Performance Modeling

Modeling scenarios for load tests is not a trivial task. It is not only to blast 100 concurrent virtual users and slam a process. We require to know how hard (often) to hit the processes, with how many threads (vUsers) and for this, how fast each thread should iterate.

Also, the complexity increases as a load scenario can trigger multiple business processes. It can get complex to try to figure out how to distribute the virtual users among those processes. On top of that, the complexity increases when trying to design the different types of load tests: average load, spike, peak, endurance, etc.

Today I will start explaining the thought process behind the simplest type. How to do load modeling on the iterations, number of users and total load for a single business process.


Eureka Performance

To many, this may sound a little bit “duh” or elemental, as the principle actually is a bit straight forward. But as many simple things they don’t sound simple until you see them. At the beginning it sounds evident. But it is hard to figure out on your own. It is like finding out on your own that the amount of water displaced by a submerged object, is the same as it’s volume. Ah duh, no way genius!?

Well, yes way. And the same happens on a load test modeling, with the relation ‘tween totals, iterations and number of users simulated. You would not believe how many places I have been where people don’t seem to be aware of this relation. It is really common. If you don’t have a clear picture of this, don’t be ashamed or worried. I am here to try to make it really clear for you.

You may even have some notions on this, but not a specific understanding. Or maybe you don’t know the almighty formula for it. Oh yeah, there is a formula. But do not be afraid, it is not a complex one. Once you see it you will not be able to un-see it. It is so simple that it consists of only three little pieces.


As I mentioned there are three key elements to figure this out when you are load modeling. Often, you will be provided with only two of the three parameters. You will have to calculate the third piece from the other two.

Performance trinity

So the formula goes a bit like this:

T = U x H

Where each element means:

And that single formula will help you to model most of the scenario needs you may have. Let’s play out a few examples.


One case you may receive only two data tips. 1 – The number of users to simulate. 2 – The approximate number of times each user acts or executes the business process. The project doesn’t care about the total number of actions in a given period of time, just want to simulate what they think is more or less realistic.

In this case we do not need to do anything to the formula.

Example: You get that the process has 500 concurrent users executing it. Also, on average each user clicks (executes) the process 15 times each hour.

Easy peasy, we have U = 500 and H = 15, then 500 x 15 = 7500

Running 500 threads (vUsers) that complete 15 iterations per hour will give you approx 7500 hits per hour. That will be the total goal.
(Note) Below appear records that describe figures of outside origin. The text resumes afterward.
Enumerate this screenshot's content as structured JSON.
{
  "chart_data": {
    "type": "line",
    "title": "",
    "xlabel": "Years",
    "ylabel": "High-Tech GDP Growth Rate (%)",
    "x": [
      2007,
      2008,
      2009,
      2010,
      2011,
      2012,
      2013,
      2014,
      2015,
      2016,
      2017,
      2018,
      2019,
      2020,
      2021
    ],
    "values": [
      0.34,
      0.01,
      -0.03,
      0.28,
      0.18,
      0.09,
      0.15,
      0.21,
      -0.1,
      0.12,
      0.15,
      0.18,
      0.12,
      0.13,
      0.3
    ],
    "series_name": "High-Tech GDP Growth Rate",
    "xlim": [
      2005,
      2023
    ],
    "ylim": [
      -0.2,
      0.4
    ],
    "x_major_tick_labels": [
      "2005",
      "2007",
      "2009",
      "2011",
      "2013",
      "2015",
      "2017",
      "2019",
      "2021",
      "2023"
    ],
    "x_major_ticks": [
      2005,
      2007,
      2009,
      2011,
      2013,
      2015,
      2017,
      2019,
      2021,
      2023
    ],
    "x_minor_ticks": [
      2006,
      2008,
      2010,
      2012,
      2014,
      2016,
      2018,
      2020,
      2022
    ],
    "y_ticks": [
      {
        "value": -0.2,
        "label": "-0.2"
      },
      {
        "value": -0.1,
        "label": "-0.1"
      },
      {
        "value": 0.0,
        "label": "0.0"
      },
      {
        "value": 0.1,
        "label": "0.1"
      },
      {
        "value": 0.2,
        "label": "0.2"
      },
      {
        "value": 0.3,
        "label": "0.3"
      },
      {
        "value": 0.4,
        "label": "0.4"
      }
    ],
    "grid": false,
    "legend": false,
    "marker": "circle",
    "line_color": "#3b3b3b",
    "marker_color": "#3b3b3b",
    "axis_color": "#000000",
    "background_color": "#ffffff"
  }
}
Another frequent case is when you receive just the total number of hits for that process and the number of concurrent users that must be simulated. Here it won’t matter or be known how fast each user acts.

Iteration speed

Or maybe you need to fix the speed as you have a limited number of threads or users. This is quite common. Be careful if that is the case (full separate post on that).

In this case we will have to isolate the unknown variable on the formula, H. then we will have H = T / U

Quite simple equation, so let’s run the numbers. The system has 50 concurrent users. The process happens a total of 150 times per hour. Then we divide 150 / 50 = 3. Then, for your simulation you will have to tune the pacing and think times for each script to complete 3 iterations per hour.


The last possibility is when you receive only how fast a user acts (maybe from the recorded think times) and the total number of hits that the process must receive. This is also common when you have multiple processes on your scenario and must just figure out how to distribute the number of users on each BP.

So again isolating the unknown variable that we do not have this time is the number of virtual users. U = T / H

In this example we have that the process executes a total of 200 times per hour. Also that the average user does 5 executions in an hour. Applying the formula we divide 200 / 5 = 40. Using that configuration we should put a total of 40 virtual users or threads.

On the next post we will analyze further the user distribution.


Load modeling three variables

Occasionally you will have happy times when you have all three and you do not even have to calculate a thing. But beware, as what may seem as happy times may have a hidden plot twist.

There are times where they will not match. A wild example is that the instruction is to generate 100000 actions per hour in total. This using 10 users, each doing 5 actions per hour. Obviously something here does not add up.

Substituting on our formula 10 x 5 = 100000…. something CLEARLY does not add up.

This example is a bit exaggerated to make you notice that the information is very wrong. But at times it will not be so evident. You should always check with the formula. ALWAYS!


When modeling a load test scenario it is important to keep in mind the holy trinity of metrics for a single process.

T = U x H

All those three are proportional and should always match with the formula.

At the same time you can use the formula for if one of them is missing. Or two. Or all the three could be missing! That is a trouble! You may need at least one.

More to take into account on scenario modeling is how to configure pacing and think times to get the right number of iterations needed for each vuser/thread.

Another piece will be how to distribute those users on scenarios that have more than one business process.

So we will continue our modeling multi part series of posts.